Imagine a Super8 film made by a group of teenage art college students on the outskirts of London in 1965: arsing around, doing little dances, smoking lots of fags, cramming into telephone boxes, that sort of malarkey.

1965, remember. These are avant-garde kids, the boys with hair over their ears, the girls in miniskirts, the camera a brand-new toy, the film stock put on the market by Kodak that very year to enable its users to get all Fellini, or Polanski, or Bergman or whatever.

Then imagine that one of the kids in the film was a shy, 18-year-old Freddie Mercury, newly arrived in the country after fleeing from a bloody coup in Zanzibar, wearing a white polo neck, and sporting an interesting Micky Dolenz-like haircut.

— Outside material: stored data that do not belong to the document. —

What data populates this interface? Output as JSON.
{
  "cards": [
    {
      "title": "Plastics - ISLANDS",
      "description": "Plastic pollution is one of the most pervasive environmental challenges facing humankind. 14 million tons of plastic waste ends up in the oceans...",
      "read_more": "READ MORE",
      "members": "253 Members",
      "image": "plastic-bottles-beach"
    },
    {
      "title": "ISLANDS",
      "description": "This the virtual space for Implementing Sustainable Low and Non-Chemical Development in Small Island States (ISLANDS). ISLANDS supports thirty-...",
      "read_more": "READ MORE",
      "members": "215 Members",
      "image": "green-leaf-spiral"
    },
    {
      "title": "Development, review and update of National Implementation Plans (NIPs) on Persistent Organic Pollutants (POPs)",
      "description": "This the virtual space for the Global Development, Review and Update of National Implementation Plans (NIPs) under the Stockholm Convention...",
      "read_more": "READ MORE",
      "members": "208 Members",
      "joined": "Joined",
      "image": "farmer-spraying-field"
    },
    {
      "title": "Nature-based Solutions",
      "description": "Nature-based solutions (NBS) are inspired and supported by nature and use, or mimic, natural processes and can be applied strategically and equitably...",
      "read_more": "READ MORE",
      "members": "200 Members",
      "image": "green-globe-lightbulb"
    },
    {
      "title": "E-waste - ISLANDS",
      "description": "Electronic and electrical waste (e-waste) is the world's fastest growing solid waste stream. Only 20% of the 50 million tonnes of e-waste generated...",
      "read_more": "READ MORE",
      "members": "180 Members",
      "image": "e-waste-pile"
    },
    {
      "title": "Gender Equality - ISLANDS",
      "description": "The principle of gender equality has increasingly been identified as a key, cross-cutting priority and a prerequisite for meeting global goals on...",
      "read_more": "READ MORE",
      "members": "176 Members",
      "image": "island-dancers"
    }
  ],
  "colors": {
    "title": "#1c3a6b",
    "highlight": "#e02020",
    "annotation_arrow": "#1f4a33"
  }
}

Well such a film exists, and it is the centrepiece of an exhibition at the Coningsby Gallery in Fitzrovia, by the adman-turned-artist Adrian Morrish, entitled Moving Images/Forever Still. Morrish, who part shot and part starred in it, is the tallest and best-looking of the bunch, the one the girls are clinging to, cigarette between lips, managing to keep a too-cool-for-school straight-face throughout.

He did the same art foundation course as Mercury at Isleworth Poly; they were in the same friend group, they later attended the same Blues gigs on Eel Pie Island, before going their separate ways around 1968, two years before Mercury formed Queen. Morrish thought only memories remained of their friendship, until the rediscovered the film – which he had previously never seen – in 2012.

Having retired from advertising, he has set himself up as an artist, and he’s used the film – which you can watch in its fifteen-minute entirety at the exhibition – as the basis of his first major work.

The Coningsby is a small, two-storey gallery just off Charlotte Street, and the walls of both floors are covered by eight large multi-panelled canvases onto which the film has been transposed, largely rendered monochrome, with added layers of black topography, red splodges, white arrows, and hastily-scrawled cropping marks, like gigantic photographic contact sheets.

I meet Morrish at the show’s private view (on Tuesday September 27), and he talks about the crossover between his work as a graphic artist and his work as a fine artist, about Robert Rauschenberg and Andy Warhol and what the pop artists learnt from the ad industry, and vice-versa. About his friendship with Mercury, whose timidity disappeared when he hit the stage, as he did, for an example, in a student production put on the same year as the Super8 film was made, of Arnold Wesker’s The Kitchen (a photo of which is in the exhibition).

The show will be catnip to diehard Freddie Mercury fans, if they find out about it: it shows a vulnerable, not-fully-formed side of him I certainly never knew about. And it’s of sociological value, too: an insight into the art-school world on the cusp of the Summer of Love, the political turmoil of ’68, and Woodstock.

The artwork is interesting too, it must be said. Morrish was using state-of-the-art technology back in 1965, and he’s doing the same today, manipulating the images on his iPad, inkjet-printing them onto canvas, even inventing a jointing method (which he has patented) to piece together the component parts of each wall-sized image. It’s a kind of magic, I guess, but you’d better be quick: it closes on Saturday September 28.